Dependency Management means:

  • Adding required libraries

  • Managing their versions

  • Handling library conflicts

  • Downloading transitive dependencies automatically

  • Updating dependencies safely

In simple words:

Dependency Management = Managing external libraries properly.


Problem Without Dependency Management

Imagine you need:

  • spring-web

  • spring-core

  • logback

  • mysql driver

Without a tool:

Manually download each JAR
Add to project manually
Manage versions manually
If version conflicts happen → You fix manually
Very messy in large projects

For enterprise projects with 100+ dependencies, this is impossible.

How Maven Solves This

Maven is a build tool that handles dependency management automatically.

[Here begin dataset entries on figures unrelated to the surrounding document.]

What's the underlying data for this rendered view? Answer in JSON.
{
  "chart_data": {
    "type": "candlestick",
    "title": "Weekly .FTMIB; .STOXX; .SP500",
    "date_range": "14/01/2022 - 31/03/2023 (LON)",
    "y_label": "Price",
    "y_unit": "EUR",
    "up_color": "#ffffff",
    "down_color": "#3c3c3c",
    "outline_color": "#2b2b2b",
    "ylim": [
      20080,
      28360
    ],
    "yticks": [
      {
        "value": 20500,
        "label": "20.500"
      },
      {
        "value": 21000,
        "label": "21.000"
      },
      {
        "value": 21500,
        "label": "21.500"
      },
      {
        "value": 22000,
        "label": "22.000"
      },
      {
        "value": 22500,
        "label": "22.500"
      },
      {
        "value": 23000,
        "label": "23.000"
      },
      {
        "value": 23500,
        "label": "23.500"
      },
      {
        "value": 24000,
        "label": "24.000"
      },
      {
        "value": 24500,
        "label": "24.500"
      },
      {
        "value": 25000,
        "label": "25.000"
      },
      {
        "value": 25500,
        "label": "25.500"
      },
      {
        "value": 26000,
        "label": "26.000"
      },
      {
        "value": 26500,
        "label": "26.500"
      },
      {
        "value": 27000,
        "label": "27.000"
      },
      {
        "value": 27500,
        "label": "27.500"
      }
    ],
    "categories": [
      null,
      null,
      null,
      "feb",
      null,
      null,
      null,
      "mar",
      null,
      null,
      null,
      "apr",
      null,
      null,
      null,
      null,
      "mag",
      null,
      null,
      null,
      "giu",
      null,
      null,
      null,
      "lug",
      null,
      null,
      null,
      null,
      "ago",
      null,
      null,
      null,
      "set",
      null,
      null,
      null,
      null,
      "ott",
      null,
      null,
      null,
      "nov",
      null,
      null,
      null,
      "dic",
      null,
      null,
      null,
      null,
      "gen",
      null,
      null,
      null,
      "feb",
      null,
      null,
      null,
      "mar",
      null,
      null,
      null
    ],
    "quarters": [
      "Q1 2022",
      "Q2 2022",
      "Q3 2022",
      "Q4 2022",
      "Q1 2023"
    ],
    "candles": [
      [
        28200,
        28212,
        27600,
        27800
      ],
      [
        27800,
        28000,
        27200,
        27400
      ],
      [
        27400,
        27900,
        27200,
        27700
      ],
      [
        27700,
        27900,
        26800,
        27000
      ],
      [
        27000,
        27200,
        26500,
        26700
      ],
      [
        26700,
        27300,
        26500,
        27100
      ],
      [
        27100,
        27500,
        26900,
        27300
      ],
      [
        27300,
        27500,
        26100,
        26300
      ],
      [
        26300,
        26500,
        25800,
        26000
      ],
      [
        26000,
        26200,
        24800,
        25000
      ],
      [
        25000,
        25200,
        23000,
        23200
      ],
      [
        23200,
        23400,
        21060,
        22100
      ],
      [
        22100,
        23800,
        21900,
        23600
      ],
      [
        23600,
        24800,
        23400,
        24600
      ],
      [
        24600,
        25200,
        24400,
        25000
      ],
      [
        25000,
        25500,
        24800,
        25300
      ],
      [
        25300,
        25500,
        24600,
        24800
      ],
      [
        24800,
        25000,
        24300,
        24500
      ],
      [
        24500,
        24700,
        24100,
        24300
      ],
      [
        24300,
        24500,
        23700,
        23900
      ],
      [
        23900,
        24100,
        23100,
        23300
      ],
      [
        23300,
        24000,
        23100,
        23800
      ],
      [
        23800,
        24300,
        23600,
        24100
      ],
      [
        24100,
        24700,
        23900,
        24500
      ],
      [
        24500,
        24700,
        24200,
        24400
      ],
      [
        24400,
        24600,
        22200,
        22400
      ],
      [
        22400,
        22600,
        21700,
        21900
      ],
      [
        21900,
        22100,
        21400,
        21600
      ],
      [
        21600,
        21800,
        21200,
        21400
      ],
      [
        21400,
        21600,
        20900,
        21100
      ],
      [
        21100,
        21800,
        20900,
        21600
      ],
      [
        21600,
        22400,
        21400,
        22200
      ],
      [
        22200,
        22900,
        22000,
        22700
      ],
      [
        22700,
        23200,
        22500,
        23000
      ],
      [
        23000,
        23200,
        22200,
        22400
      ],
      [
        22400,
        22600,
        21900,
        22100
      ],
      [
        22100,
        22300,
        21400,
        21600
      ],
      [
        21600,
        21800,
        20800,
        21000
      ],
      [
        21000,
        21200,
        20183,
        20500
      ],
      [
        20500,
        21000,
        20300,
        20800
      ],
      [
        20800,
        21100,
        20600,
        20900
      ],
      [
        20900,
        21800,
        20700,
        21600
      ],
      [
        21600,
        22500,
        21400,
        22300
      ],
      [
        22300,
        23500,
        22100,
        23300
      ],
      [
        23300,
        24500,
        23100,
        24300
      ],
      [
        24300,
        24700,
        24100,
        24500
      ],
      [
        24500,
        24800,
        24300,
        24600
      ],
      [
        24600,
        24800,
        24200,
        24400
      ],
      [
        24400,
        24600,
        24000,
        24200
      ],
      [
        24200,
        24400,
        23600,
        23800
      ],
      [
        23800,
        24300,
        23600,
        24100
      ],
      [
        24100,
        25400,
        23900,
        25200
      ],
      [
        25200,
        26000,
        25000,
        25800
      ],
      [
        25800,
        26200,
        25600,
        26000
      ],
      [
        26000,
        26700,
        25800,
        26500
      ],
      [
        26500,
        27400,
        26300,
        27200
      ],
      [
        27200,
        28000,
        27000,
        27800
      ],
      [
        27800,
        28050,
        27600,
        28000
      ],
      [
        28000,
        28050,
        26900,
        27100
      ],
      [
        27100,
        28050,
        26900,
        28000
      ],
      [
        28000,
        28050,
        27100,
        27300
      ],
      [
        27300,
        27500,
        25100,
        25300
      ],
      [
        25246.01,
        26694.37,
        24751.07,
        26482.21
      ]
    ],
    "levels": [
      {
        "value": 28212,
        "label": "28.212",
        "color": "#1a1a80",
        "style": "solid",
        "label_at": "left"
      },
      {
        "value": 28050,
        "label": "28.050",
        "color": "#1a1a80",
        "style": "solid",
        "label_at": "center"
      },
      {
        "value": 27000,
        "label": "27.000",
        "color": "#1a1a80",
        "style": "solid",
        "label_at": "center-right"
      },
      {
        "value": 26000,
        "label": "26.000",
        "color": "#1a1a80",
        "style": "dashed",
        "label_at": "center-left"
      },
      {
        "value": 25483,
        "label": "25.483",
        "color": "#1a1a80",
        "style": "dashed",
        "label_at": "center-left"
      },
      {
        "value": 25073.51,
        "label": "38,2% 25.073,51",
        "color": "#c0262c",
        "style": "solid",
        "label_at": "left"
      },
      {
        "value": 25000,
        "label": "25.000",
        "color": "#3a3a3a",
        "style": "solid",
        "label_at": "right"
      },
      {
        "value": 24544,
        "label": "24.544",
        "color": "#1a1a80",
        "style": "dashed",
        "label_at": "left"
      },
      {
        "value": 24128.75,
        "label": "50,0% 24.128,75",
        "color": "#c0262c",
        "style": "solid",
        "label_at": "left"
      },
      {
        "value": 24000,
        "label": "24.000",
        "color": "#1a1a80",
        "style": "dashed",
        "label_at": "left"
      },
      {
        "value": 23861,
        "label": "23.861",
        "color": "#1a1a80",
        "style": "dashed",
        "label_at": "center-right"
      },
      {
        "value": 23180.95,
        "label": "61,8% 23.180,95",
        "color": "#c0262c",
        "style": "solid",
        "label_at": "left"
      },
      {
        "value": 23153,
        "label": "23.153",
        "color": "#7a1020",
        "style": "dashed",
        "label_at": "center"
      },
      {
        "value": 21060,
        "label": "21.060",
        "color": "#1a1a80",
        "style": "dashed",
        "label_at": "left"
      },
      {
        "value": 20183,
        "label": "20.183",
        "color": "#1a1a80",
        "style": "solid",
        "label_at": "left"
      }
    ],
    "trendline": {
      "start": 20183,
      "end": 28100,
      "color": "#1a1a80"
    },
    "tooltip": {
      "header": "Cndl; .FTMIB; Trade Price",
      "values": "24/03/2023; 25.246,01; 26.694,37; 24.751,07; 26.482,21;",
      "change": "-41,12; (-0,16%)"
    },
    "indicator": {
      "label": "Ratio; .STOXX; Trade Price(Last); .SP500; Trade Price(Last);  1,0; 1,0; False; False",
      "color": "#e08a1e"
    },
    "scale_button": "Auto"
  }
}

When you write this in pom.xml:

<dependency>
    <groupId>org.springframework.boot</groupId>
    <artifactId>spring-boot-starter-web</artifactId>
</dependency>

Maven will:

Download required JAR
Download its dependent libraries (transitive dependencies)
Store them in local repository (.m2 folder)
Resolve version conflicts
Add them to classpath automatically


What Are Transitive Dependencies?

If A depends on B
And B depends on C

When you add A, Maven automatically downloads:

A + B + C

You don't need to add everything manually.

This is called:

Transitive Dependency Management


Where Does Maven Download Dependencies From?

Maven downloads from:

  • Maven Central Repository (default)

  • Remote repositories

  • Company private repositories

And stores them in:

C:\Users\YourName\.m2\repository

Version Conflict Handling

Sometimes:

Library A needs version 1.0
Library B needs version 2.0

Maven uses:

"Nearest definition wins" rule
Or explicitly defined version in pom.xml

You can override version manually if needed.


Dependency Management in Spring Boot

Spring Boot improves Maven dependency management even more using:

Parent POM
Dependency Management Section

Example:

<parent>
    <groupId>org.springframework.boot</groupId>
    <artifactId>spring-boot-starter-parent</artifactId>
</parent>

Now you don’t need to write versions manually.

Spring Boot already manages compatible versions for:

  • Spring

  • Hibernate

  • Jackson

  • Logging

  • Tomcat

This avoids version mismatch issues.